To examine the influence of prior knowledge of users, I created two additional sets of features: (1) prior knowledge and (2) interaction features that represent interactions between basic features and prior knowledge. Labels of prior knowledge of MTurk workers were created
by the majority vote from self-assessments of their own prior knowledge (Figure 5 and Appendix 6). Scores per item on the 7-point Likert scale were summed, examined, and converted to binary class (prior knowledge or no prior knowledge) by the median value of the data gathered.
Interaction features were features that are the product of individual basic features and prior knowledge feature.
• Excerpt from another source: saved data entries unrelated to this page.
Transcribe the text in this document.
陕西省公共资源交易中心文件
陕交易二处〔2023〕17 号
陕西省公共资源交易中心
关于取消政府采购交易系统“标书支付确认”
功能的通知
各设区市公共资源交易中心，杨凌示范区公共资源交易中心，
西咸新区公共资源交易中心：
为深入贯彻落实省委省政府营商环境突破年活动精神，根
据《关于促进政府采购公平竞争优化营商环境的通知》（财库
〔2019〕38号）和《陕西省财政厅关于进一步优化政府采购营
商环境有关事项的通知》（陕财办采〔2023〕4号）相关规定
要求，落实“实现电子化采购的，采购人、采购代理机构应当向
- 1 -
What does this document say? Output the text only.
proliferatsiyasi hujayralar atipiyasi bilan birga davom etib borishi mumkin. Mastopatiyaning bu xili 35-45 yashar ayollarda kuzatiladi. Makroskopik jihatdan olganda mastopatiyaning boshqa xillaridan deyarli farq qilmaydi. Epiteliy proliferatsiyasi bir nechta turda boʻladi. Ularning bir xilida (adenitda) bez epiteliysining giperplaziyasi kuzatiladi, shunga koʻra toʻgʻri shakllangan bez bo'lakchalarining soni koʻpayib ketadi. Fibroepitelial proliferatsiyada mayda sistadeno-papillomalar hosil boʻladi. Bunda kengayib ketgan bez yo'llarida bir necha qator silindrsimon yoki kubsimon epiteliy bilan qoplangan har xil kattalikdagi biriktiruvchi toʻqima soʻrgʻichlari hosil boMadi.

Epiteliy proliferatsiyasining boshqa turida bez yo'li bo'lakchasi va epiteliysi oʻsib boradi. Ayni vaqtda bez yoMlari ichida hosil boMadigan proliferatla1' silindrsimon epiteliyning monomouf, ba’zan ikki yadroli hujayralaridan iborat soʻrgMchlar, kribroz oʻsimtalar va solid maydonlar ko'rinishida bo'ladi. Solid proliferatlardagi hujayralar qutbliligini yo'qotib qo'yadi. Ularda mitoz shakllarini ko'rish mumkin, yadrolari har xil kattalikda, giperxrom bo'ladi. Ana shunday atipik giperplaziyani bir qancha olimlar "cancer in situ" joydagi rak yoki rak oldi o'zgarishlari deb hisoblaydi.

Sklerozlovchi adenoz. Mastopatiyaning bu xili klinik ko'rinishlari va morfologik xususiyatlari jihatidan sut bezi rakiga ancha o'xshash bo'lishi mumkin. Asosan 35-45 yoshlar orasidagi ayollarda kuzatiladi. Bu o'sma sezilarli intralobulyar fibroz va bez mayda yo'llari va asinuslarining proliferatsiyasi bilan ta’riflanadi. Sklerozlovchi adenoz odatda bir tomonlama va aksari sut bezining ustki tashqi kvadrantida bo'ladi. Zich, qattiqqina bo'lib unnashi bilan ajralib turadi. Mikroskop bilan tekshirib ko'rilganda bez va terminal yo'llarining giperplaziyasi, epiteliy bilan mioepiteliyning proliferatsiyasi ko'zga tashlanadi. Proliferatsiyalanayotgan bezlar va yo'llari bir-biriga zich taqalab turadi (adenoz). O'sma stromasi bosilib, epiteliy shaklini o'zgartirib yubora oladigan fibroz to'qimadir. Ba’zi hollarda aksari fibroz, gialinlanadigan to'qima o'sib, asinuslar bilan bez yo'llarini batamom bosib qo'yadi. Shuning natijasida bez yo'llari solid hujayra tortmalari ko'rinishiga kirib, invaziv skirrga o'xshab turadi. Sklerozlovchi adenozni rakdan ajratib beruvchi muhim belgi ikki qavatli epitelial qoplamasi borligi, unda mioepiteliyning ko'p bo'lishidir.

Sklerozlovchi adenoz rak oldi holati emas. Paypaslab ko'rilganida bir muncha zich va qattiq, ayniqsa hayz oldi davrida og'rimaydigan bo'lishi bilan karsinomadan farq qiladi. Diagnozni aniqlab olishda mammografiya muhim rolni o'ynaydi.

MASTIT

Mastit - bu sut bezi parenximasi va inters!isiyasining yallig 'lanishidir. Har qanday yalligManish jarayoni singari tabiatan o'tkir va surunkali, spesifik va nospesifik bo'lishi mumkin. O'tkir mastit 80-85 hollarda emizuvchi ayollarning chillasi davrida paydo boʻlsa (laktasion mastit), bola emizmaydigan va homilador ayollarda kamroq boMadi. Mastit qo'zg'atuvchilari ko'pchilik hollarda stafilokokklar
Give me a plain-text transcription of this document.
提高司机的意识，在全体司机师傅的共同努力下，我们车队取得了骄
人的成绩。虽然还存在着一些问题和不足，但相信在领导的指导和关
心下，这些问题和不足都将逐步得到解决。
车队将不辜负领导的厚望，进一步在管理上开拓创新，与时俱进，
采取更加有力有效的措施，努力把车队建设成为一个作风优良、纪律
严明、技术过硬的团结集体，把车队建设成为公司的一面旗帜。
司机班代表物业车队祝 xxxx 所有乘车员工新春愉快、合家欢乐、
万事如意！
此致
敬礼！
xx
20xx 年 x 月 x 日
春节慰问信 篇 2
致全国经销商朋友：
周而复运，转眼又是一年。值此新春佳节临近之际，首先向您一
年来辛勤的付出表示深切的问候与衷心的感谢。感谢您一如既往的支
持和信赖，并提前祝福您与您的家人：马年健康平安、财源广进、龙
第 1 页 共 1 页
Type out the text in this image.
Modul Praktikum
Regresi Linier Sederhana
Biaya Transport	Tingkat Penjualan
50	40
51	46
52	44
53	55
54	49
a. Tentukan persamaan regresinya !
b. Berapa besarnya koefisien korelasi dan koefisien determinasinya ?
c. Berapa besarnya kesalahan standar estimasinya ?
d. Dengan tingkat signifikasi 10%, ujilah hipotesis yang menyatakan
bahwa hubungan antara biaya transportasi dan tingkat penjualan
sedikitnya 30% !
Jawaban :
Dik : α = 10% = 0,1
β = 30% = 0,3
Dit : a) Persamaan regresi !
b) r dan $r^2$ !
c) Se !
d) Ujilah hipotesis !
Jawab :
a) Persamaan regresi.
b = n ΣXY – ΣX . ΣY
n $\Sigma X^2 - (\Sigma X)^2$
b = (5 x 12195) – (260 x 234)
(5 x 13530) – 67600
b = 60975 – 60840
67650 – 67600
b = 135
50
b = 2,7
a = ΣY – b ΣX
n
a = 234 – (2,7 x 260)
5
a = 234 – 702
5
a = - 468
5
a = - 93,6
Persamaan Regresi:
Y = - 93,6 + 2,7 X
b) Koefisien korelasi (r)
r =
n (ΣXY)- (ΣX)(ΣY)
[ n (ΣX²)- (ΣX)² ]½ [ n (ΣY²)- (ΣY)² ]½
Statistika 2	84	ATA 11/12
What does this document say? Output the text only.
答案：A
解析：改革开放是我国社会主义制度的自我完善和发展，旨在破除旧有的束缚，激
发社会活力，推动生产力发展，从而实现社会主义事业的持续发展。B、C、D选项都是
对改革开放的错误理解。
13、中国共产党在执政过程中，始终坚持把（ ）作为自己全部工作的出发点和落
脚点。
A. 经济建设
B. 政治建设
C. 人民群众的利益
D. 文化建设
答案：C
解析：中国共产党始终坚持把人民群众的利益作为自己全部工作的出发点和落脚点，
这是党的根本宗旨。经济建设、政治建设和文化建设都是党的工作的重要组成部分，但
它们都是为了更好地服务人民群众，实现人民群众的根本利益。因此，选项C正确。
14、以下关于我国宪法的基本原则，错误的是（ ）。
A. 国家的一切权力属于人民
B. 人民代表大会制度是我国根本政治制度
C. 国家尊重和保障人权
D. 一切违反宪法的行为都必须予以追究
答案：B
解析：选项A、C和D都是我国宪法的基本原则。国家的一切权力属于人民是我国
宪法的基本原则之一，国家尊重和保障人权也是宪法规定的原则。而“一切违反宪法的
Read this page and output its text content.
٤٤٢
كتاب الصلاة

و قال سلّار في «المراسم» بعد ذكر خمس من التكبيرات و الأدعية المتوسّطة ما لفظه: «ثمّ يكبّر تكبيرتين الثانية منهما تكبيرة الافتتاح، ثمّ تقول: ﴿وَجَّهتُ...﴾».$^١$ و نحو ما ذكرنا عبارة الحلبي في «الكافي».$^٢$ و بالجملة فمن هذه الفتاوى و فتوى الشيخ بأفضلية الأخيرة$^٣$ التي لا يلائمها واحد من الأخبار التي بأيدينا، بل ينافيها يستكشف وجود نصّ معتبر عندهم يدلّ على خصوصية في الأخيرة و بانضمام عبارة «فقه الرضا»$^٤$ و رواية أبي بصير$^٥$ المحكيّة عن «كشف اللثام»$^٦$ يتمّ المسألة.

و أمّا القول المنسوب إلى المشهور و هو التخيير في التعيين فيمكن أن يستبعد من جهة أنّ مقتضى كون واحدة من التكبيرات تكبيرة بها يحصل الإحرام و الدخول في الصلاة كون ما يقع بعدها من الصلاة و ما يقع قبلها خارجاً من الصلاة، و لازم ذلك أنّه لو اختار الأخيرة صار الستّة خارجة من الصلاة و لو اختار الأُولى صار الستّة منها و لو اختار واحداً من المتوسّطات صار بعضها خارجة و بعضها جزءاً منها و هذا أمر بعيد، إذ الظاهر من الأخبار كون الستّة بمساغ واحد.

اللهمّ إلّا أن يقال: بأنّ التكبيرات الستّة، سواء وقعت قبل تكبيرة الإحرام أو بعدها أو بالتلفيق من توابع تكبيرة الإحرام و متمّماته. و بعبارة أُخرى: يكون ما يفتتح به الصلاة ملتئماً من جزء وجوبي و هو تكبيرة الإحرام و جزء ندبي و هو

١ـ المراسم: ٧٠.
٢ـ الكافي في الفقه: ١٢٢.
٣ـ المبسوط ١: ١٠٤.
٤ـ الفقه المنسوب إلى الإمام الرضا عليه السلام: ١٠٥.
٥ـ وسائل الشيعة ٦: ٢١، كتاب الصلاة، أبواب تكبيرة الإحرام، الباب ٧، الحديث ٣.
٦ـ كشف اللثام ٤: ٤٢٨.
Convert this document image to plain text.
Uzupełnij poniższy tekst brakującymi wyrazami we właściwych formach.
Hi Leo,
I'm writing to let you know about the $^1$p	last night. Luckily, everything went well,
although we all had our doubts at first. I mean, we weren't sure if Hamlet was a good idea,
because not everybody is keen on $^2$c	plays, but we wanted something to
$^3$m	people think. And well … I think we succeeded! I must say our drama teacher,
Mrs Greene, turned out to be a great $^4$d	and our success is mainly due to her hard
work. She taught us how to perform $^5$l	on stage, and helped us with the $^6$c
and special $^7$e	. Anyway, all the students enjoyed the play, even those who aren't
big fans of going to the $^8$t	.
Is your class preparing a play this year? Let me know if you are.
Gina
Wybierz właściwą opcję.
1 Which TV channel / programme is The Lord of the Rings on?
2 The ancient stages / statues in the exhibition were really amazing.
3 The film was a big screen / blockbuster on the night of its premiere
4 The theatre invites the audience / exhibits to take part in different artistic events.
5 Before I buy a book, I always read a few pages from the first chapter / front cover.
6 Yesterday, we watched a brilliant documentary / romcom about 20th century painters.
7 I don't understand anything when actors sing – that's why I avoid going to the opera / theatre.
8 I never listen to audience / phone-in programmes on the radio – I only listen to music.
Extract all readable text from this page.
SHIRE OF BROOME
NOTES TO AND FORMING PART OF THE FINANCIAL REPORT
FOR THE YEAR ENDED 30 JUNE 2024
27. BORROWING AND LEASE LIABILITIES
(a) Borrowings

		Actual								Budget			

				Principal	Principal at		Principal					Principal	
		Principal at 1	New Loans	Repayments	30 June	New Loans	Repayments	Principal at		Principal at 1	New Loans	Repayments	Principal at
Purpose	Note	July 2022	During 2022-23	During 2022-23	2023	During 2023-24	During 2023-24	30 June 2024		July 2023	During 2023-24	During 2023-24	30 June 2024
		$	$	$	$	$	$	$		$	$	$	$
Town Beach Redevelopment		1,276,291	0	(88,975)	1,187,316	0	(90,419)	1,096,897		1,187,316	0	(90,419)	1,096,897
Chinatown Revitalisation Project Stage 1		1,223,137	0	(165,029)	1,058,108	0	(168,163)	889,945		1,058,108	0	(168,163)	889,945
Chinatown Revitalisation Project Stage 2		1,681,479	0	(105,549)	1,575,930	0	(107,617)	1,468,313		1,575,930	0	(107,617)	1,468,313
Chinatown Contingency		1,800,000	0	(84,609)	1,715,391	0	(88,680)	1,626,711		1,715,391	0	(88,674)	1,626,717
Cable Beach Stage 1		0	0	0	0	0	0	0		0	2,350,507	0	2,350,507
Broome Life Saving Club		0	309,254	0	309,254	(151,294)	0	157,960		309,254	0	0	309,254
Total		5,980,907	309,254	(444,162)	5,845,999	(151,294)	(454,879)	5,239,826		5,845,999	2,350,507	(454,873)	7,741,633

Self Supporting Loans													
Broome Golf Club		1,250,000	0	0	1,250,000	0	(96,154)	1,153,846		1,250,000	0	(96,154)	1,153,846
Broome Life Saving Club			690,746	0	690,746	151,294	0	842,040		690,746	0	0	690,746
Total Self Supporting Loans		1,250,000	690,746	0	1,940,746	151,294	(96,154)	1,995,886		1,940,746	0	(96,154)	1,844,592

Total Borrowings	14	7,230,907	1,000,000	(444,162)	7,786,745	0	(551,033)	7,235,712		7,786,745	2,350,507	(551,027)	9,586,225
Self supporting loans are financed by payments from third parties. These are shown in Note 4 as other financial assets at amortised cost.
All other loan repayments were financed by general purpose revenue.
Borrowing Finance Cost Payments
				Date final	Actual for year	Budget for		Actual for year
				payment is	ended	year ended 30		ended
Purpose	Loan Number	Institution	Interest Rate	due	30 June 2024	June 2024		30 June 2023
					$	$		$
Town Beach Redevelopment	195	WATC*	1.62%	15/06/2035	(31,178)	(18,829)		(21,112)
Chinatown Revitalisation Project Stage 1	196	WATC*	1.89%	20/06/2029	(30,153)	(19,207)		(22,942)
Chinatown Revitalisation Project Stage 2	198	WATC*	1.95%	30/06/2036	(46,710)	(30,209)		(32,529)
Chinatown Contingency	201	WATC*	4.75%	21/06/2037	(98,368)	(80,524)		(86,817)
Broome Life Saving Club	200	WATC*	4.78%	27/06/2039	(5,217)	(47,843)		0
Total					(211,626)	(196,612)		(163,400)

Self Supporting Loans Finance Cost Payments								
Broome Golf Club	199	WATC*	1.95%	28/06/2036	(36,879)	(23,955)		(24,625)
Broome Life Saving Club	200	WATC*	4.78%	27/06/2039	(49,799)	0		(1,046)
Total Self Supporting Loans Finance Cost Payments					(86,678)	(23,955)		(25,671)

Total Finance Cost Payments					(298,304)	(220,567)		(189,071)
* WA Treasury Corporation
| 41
A model that includes basic features by a feature selection method was considered a control model. I created two treatment models using two additional feature sets. First treatment model was created by adding prior knowledge feature to the control model. The second treatment model was created by adding prior knowledge feature and interaction features to the control model. Then, comparisons of classifiers based on the feature ablation study using Bootstrap-shift tests and the Holm’s modification was conducted.
Figure 5. A Questionnaire for Asking MTurk Workers’ Prior Knowledge on the Task
It should be noted that many of the link-based and user-based features could not be created in the case of the Yahoo! Answers data. Thus, the feature ablation studies with the Yahoo! Answers dataset could only examine the discriminative power of each feature category mostly in the content-based feature categories. Unfortunately, experiments that utilized full features could only be conducted with the Yelp Review data.